Oh wait, we got Huron Blackheart in exchange. Woopie-crappity-do!


----------



## All_Is_Dust (Aug 21, 2011)

The TS on the Space Wolves model looks like my Old school TS guys.









Sorry some of my very first paint jobs lol.
I will literally shit bricks of joy if they update Tsons. Literally.


----------



## deathbringer (Feb 19, 2009)

experiment 626 said:


> Off the top of my head, they got vespid stingwings, skyray missile ship, the ionhead, shadowsun (and her shiny new suit), the popemobile and plenty of wargear add-ons.
> 
> The last 'new' unit added to the chaos marine arsenal was the fething defiler!!!
> The current book took away most upgrade options, daemonic gifts, lieutenants, actual daemons, the greater daemons, daemonic swarms, daemonic beasts, proper marks of chaos, nerfed the land raider...
> Oh wait, we got Huron Blackheart in exchange. Woopie-crappity-do!
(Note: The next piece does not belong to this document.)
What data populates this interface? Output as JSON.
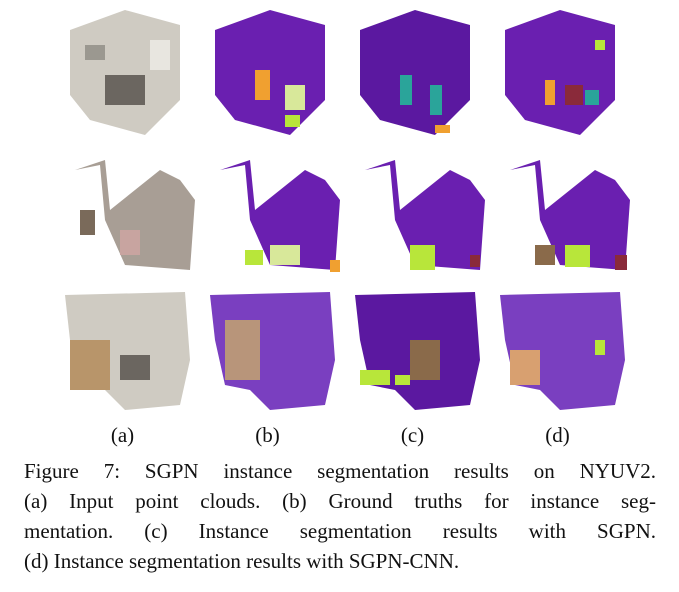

find me a tau player that uses any of the units you've named above and i'll show you a fucking numbnuts

tau need an update just as much if not more than csm (i definitely wouldn't complain if csm got it first, I'm a massive thousand sons fan, so seeing them become useable would be a big thing for me).

CSM are still competitive with the two lash princes oblits etc list, tau are really struggling with the new focus on troops and assault in 5th ed.

Either way love the model


----------



## Red Corsairs (Jun 8, 2008)

All_Is_Dust said:


> The TS on the Space Wolves model looks like my Old school TS guys.


Yes it looks much more like the old Thousand Sons. I too will be very happy if they get some more attention in the future, even more so if they do revisit the old style ones.


----------



## KhainiteAssassin (Mar 18, 2009)

Red Corsairs said:


> Yes it looks much more like the old Thousand Sons. I too will be very happy if they get some more attention in the future, even more so if they do revisit the old style ones.


so would I, to be honest, more Tsons for my wolves to eat that would mean >D


----------



## MarshalMathis (Aug 29, 2010)

There are no wolves on Fenris


----------



## Ravner298 (Jun 3, 2011)

MarshalMathis said:


> There are no wolves on Fenris


Good ole' Magnus

Id have a legit joygasm if tsons became the powerhouses they should be. Just the thought of an all tsons list (again, RIP 3.5) is enough to get me starting on the painting.


----------



## Horacus (Oct 5, 2009)

I like the TS bits. Maybe able to fix them and use them hehehehe


----------